Why with terror pale?
Sweet one, let us hail
These bright gods—their festive gifts employ."

VIII

"Oh, no—no! Young stranger, come not nigh me;
Joy is not for me, nor festive cheer.
Ah! such bliss may ne'er be tasted by me,
Since my mother, in fantastic fear,
By long sickness bow'd,
To heaven's service vow'd
Me, and all the hopes that warm'd me here.

IX

"They have left our hearth, and left it lonely—
The old gods, that bright and jocund train.
One, unseen, in heaven, is worshipp'd only,
And upon the cross a Saviour slain;
Sacrifice is here,
Not of lamb nor steer,
But of human woe and human pain."

X

And he asks, and all her words cloth ponder—
"Can it be, that, in this silent spot,
I behold thee, thou surpassing wonder!
My sweet bride, so strangely to me brought?
Be mine only now—
See, our parents' vow
Heaven's good blessing hath for us besought."

XI

"No! thou gentle heart," she cried in anguish;
"'Tis not mine, but 'tis my sister's place;
When in lonely cell I weep and languish,
Think, oh think of me in her embrace!
I think but of thee—
Pining drearily,
Soon beneath the earth to hide my face!"

XII

"Nay!
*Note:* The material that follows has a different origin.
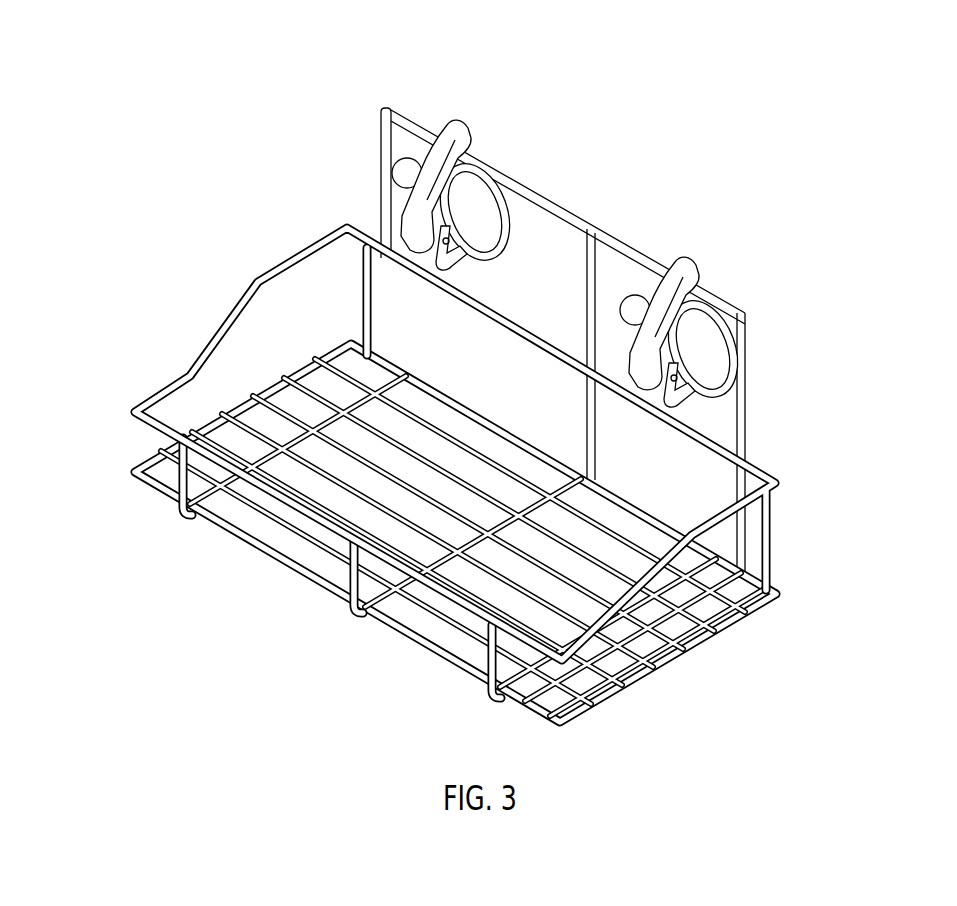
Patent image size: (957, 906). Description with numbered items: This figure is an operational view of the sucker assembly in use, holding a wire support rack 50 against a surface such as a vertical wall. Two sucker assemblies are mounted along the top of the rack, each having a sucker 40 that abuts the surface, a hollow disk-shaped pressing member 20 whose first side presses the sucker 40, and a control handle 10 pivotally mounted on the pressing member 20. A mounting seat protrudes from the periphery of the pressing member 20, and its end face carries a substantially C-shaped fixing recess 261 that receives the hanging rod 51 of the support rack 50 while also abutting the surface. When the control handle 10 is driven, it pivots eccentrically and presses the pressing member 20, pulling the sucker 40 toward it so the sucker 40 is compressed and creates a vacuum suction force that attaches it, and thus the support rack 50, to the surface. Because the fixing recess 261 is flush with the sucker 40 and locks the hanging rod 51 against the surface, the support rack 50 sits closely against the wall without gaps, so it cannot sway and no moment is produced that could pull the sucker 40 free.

I swear by yonder flame which burneth,
Fann'd by Hymen, lost thou shalt not be;
Droop not thus, for my sweet bride returneth
To my father's mansion back with me!
Dearest! tarry here!
Taste the bridal cheer,
For our spousal spread so wondrously!"

XIII

Then with word and sign their troth they plighted.
Golden was the chain she bade him wear;
But the cup he offer'd her she slighted,
Silver, wrought with cunning past compare.
"That is not for me;
All I ask of thee
Is one little ringlet of thy hair."

XIV

Dully boom'd the midnight hour unhallow'd,
And then first her eyes began to shine;
Eagerly with pallid lips she swallow'd
Hasty draughts of purple-tinctured wine;
But the wheaten bread,
As in shuddering dread,
Put she always by with loathing sign.

XV

And she gave the youth the cup: he drain'd it,
With impetuous haste he drain'd it dry;
Love was in his fever'd heart, and pain'd it,
Till it ached for joys she must deny.
But the maiden's fears
Stay'd him, till in tears
On the bed he sank, with sobbing cry.

XVI

And she leans above him—"Dear one, still thee!
Ah, how sad am I to see thee so!
But, alas! these limbs of mine would chill thee:
Love, they mantle not with passion's glow;
Thou wouldst be afraid,
Didst thou find the maid
Thou hast chosen, cold as ice or snow."